Shenzhen Mental Health Center, Shenzhen Kangning Hospital, 1080#, Cuizhu Rd, Luohu District, Shenzhen 518003, China.
J Affect Disord. 2022 Jan 15;297:102-111. doi: 10.1016/j.jad.2021.10.024. Epub 2021 Oct 20.
Subjects with mental disorders are at a higher risk of various pandemic, but no specific studies concerning on screening and comparing the risk factors of COVID-19 for subjects with and without mental disorders, and the role of different classes of mental disorders with respect to the COVID-19.
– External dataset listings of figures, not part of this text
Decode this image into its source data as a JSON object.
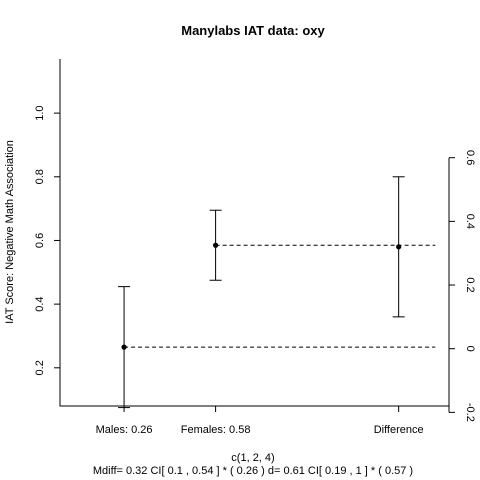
{
  "chart_data": {
    "type": "errorbar",
    "title": "Manylabs IAT data:  oxy",
    "ylabel": "IAT Score: Negative Math Association",
    "xlabel": "c(1, 2, 4)",
    "footer": "Mdiff= 0.32  CI[ 0.1 , 0.54 ] *  ( 0.26 )   d= 0.61 CI[ 0.19 ,  1 ] *  ( 0.57 )",
    "x_range": [
      0.3,
      4.55
    ],
    "left_axis": {
      "range": [
        0.08,
        1.17
      ],
      "ticks": [
        0.2,
        0.4,
        0.6,
        0.8,
        1.0
      ],
      "tick_labels": [
        "0.2",
        "0.4",
        "0.6",
        "0.8",
        "1.0"
      ]
    },
    "right_axis": {
      "offset": 0.26,
      "ticks": [
        -0.2,
        0,
        0.2,
        0.4,
        0.6
      ],
      "tick_labels": [
        "-0.2",
        "0",
        "0.2",
        "0.4",
        "0.6"
      ]
    },
    "x_ticks": [
      {
        "x": 1,
        "label": "Males:  0.26"
      },
      {
        "x": 2,
        "label": "Females:  0.58"
      },
      {
        "x": 4,
        "label": "Difference"
      }
    ],
    "points": [
      {
        "name": "Males",
        "x": 1,
        "y": 0.265,
        "lower": 0.075,
        "upper": 0.455
      },
      {
        "name": "Females",
        "x": 2,
        "y": 0.585,
        "lower": 0.475,
        "upper": 0.695
      },
      {
        "name": "Difference",
        "x": 4,
        "y": 0.32,
        "lower": 0.1,
        "upper": 0.54
      }
    ],
    "reference_lines": [
      {
        "y": 0.265,
        "x_from": 1,
        "x_to": 4.4
      },
      {
        "y": 0.585,
        "x_from": 2,
        "x_to": 4.4
      }
    ]
  }
}
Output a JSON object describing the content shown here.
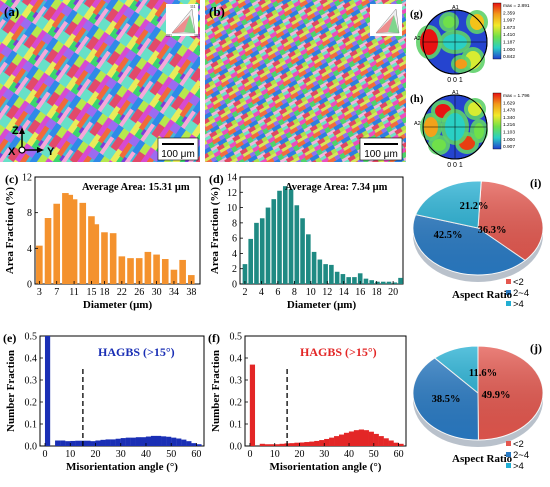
{
  "colors": {
    "orange": "#f4922e",
    "teal": "#1f8a83",
    "blue": "#1a2fb5",
    "red": "#e32626",
    "pie_red": "#e4574e",
    "pie_blue": "#2a7bc4",
    "pie_cyan": "#22aed2"
  },
  "maps": {
    "a": {
      "label": "(a)",
      "scale": "100 μm"
    },
    "b": {
      "label": "(b)",
      "scale": "100 μm"
    },
    "axes": {
      "z": "Z",
      "x": "X",
      "y": "Y"
    }
  },
  "ipf_triangle": {
    "t1": "111",
    "t2": "101",
    "t3": "001"
  },
  "pole_figures": [
    {
      "label": "(g)",
      "plane": "0 0 1",
      "a1": "A1",
      "a2": "A2",
      "legend": [
        "max = 2.891",
        "2.359",
        "1.997",
        "1.673",
        "1.410",
        "1.187",
        "1.000",
        "0.842"
      ]
    },
    {
      "label": "(h)",
      "plane": "0 0 1",
      "a1": "A1",
      "a2": "A2",
      "legend": [
        "max = 1.796",
        "1.629",
        "1.478",
        "1.340",
        "1.216",
        "1.103",
        "1.000",
        "0.907"
      ]
    }
  ],
  "chart_data": [
    {
      "id": "c",
      "type": "bar",
      "label": "(c)",
      "annotation": "Average Area: 15.31 μm",
      "xlabel": "Diameter (μm)",
      "ylabel": "Area Fraction (%)",
      "xlim": [
        2,
        40
      ],
      "ylim": [
        0,
        12
      ],
      "xticks": [
        "3",
        "7",
        "11",
        "15",
        "18",
        "22",
        "26",
        "30",
        "34",
        "38"
      ],
      "yticks": [
        "0",
        "4",
        "8",
        "12"
      ],
      "x": [
        3,
        5,
        7,
        9,
        10,
        11,
        13,
        15,
        16,
        18,
        20,
        22,
        24,
        26,
        28,
        30,
        32,
        34,
        36,
        38
      ],
      "values": [
        4.3,
        7.4,
        9.0,
        10.2,
        10.0,
        9.5,
        9.1,
        7.6,
        6.7,
        5.8,
        5.7,
        3.1,
        2.9,
        2.9,
        3.6,
        3.3,
        2.8,
        1.6,
        2.7,
        1.0
      ]
    },
    {
      "id": "d",
      "type": "bar",
      "label": "(d)",
      "annotation": "Average Area: 7.34 μm",
      "xlabel": "Diameter (μm)",
      "ylabel": "Area Fraction (%)",
      "xlim": [
        1.4,
        21.2
      ],
      "ylim": [
        0,
        14
      ],
      "xticks": [
        "2",
        "4",
        "6",
        "8",
        "10",
        "12",
        "14",
        "16",
        "18",
        "20"
      ],
      "yticks": [
        "0",
        "2",
        "4",
        "6",
        "8",
        "10",
        "12",
        "14"
      ],
      "x": [
        2,
        2.7,
        3.4,
        4.1,
        4.8,
        5.5,
        6.2,
        6.9,
        7.6,
        8.3,
        9,
        9.7,
        10.4,
        11.1,
        11.8,
        12.5,
        13.2,
        13.9,
        14.6,
        15.3,
        16,
        16.7,
        17.4,
        18.1,
        18.8,
        19.5,
        20.2,
        20.9
      ],
      "values": [
        2.6,
        5.9,
        8.0,
        8.6,
        10.0,
        11.1,
        12.2,
        12.8,
        12.4,
        10.3,
        8.6,
        6.5,
        4.2,
        3.2,
        2.6,
        2.5,
        1.6,
        1.3,
        0.9,
        0.9,
        1.4,
        0.7,
        0.5,
        0.3,
        0.3,
        0.3,
        0.2,
        0.8
      ]
    },
    {
      "id": "e",
      "type": "bar",
      "label": "(e)",
      "annotation": "HAGBS (>15°)",
      "xlabel": "Misorientation angle (°)",
      "ylabel": "Number Fraction",
      "xlim": [
        -2,
        63
      ],
      "ylim": [
        0,
        0.5
      ],
      "xticks": [
        "0",
        "10",
        "20",
        "30",
        "40",
        "50",
        "60"
      ],
      "yticks": [
        "0.0",
        "0.1",
        "0.2",
        "0.3",
        "0.4",
        "0.5"
      ],
      "dashed_x": 15,
      "x": [
        1,
        5,
        7,
        9,
        11,
        13,
        15,
        17,
        19,
        21,
        23,
        25,
        27,
        29,
        31,
        33,
        35,
        37,
        39,
        41,
        43,
        45,
        47,
        49,
        51,
        53,
        55,
        57,
        59,
        61
      ],
      "values": [
        0.5,
        0.025,
        0.025,
        0.022,
        0.023,
        0.024,
        0.024,
        0.024,
        0.022,
        0.025,
        0.028,
        0.03,
        0.03,
        0.033,
        0.036,
        0.038,
        0.038,
        0.04,
        0.04,
        0.043,
        0.046,
        0.046,
        0.044,
        0.042,
        0.038,
        0.034,
        0.029,
        0.022,
        0.013,
        0.008
      ]
    },
    {
      "id": "f",
      "type": "bar",
      "label": "(f)",
      "annotation": "HAGBS (>15°)",
      "xlabel": "Misorientation angle (°)",
      "ylabel": "Number Fraction",
      "xlim": [
        -2,
        63
      ],
      "ylim": [
        0,
        0.5
      ],
      "xticks": [
        "0",
        "10",
        "20",
        "30",
        "40",
        "50",
        "60"
      ],
      "yticks": [
        "0.0",
        "0.1",
        "0.2",
        "0.3",
        "0.4",
        "0.5"
      ],
      "dashed_x": 15,
      "x": [
        1,
        5,
        7,
        9,
        11,
        13,
        15,
        17,
        19,
        21,
        23,
        25,
        27,
        29,
        31,
        33,
        35,
        37,
        39,
        41,
        43,
        45,
        47,
        49,
        51,
        53,
        55,
        57,
        59,
        61
      ],
      "values": [
        0.37,
        0.01,
        0.008,
        0.008,
        0.008,
        0.01,
        0.012,
        0.013,
        0.015,
        0.016,
        0.018,
        0.02,
        0.023,
        0.027,
        0.032,
        0.038,
        0.045,
        0.052,
        0.06,
        0.066,
        0.072,
        0.075,
        0.072,
        0.065,
        0.055,
        0.045,
        0.035,
        0.025,
        0.015,
        0.01
      ]
    },
    {
      "id": "i",
      "type": "pie",
      "label": "(i)",
      "title": "Aspect Ratio",
      "categories": [
        "<2",
        "2~4",
        ">4"
      ],
      "values": [
        36.3,
        42.5,
        21.2
      ],
      "labels": [
        "36.3%",
        "42.5%",
        "21.2%"
      ]
    },
    {
      "id": "j",
      "type": "pie",
      "label": "(j)",
      "title": "Aspect Ratio",
      "categories": [
        "<2",
        "2~4",
        ">4"
      ],
      "values": [
        49.9,
        38.5,
        11.6
      ],
      "labels": [
        "49.9%",
        "38.5%",
        "11.6%"
      ]
    }
  ]
}
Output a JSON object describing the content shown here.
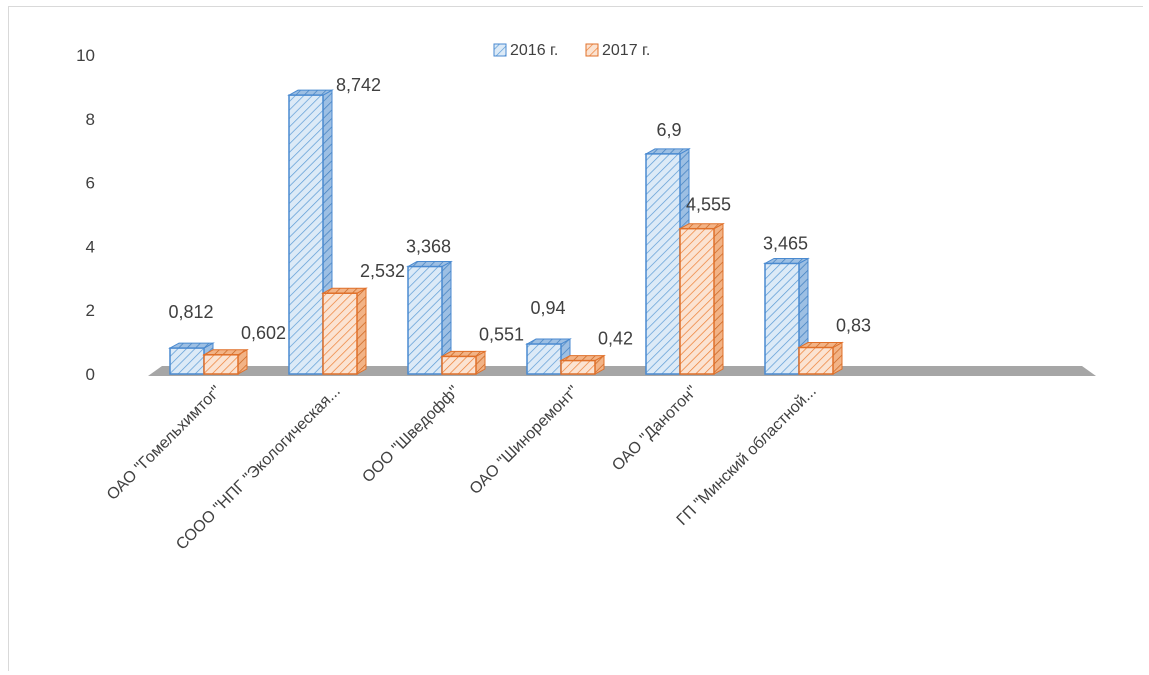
{
  "chart_data": {
    "type": "bar",
    "categories": [
      "ОАО \"Гомельхимтог\"",
      "СООО \"НПГ \"Экологическая...",
      "ООО \"Шведофф\"",
      "ОАО \"Шиноремонт\"",
      "ОАО \"Данотон\"",
      "ГП \"Минский областной..."
    ],
    "series": [
      {
        "name": "2016 г.",
        "values": [
          0.812,
          8.742,
          3.368,
          0.94,
          6.9,
          3.465
        ],
        "labels": [
          "0,812",
          "8,742",
          "3,368",
          "0,94",
          "6,9",
          "3,465"
        ],
        "color": "#5b9bd5"
      },
      {
        "name": "2017 г.",
        "values": [
          0.602,
          2.532,
          0.551,
          0.42,
          4.555,
          0.83
        ],
        "labels": [
          "0,602",
          "2,532",
          "0,551",
          "0,42",
          "4,555",
          "0,83"
        ],
        "color": "#ed7d31"
      }
    ],
    "yticks": [
      "0",
      "2",
      "4",
      "6",
      "8",
      "10"
    ],
    "ylim": [
      0,
      10
    ],
    "legend_position": "top-center",
    "style": "3d-hatched"
  }
}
This study comprised 42,264 subjects with mental disorders and 431,694 subjects without. Logistic regression was used to evaluate the associations of exposure factors with COVID-19 risk. Interaction terms were employed to explore the potential interaction effect between mental disorders and each exposure factor on COVID-19 risk.
Mental disorders increased 1.45-fold risk of COVID-19 compared with non-mental disorders. There were significant interaction effects between mental disorders and age, sex, ethnicity, health ratings, socioeconomic adversity, lifestyle habits or comorbidities on COVID-19 risk. Subjects with and without mental disorders shared some overlapping risk factors of COVID-19, including the non-white ethnicity, socioeconomic adversity and comorbidities. Subjects without mental disorders carry some specific risk and protective factors. Among subjects with mental disorders, the COVID-19 risk was higher in subjects with a diagnosis of organic/symptomatic mental disorders, mood disorders, and neurotic, stress-related and somatoform disorders than that of their counterparts. Age, amount of alcohol consumption, BMI and Townsend deprivation showed non-linear increase with COVID-19 risk.
Absence of replication.
Subjects with mental disorders are vulnerable populations to whom more attention should be paid. Public health guidance should focus on reducing the COVID-19 risk by advocating healthy lifestyle habits and preferential policies in populations with comorbidities.
精神障碍患者患各种大流行疾病的风险较高,但目前尚无专门研究针对精神障碍患者和非精神障碍患者的 COVID-19 筛查和比较风险因素,以及不同类别的精神障碍在 COVID-19 方面的作用。
本研究纳入了 42264 名患有精神障碍的患者和 431694 名无精神障碍的患者。采用逻辑回归评估暴露因素与 COVID-19 风险的关联。采用交互项来探索精神障碍与每个暴露因素对 COVID-19 风险的潜在交互作用。
与非精神障碍患者相比,精神障碍患者 COVID-19 的风险增加了 1.45 倍。精神障碍与年龄、性别、种族、健康评分、社会经济逆境、生活方式习惯或合并症之间存在显著的交互作用,对 COVID-19 风险有影响。患有和不患有精神障碍的患者有一些重叠的 COVID-19 风险因素,包括非白种人、社会经济逆境和合并症。不患有精神障碍的患者有一些特定的风险和保护因素。在患有精神障碍的患者中,与其他患者相比,患有器质性/症状性精神障碍、心境障碍以及神经症、应激相关和躯体形式障碍的患者 COVID-19 风险更高。年龄、饮酒量、BMI 和汤森剥夺指数与 COVID-19 风险呈非线性增加。
缺乏复制。
精神障碍患者是弱势群体,应给予更多关注。公共卫生指南应通过倡导健康的生活方式习惯和为有合并症的人群制定优惠政策来关注降低 COVID-19 风险。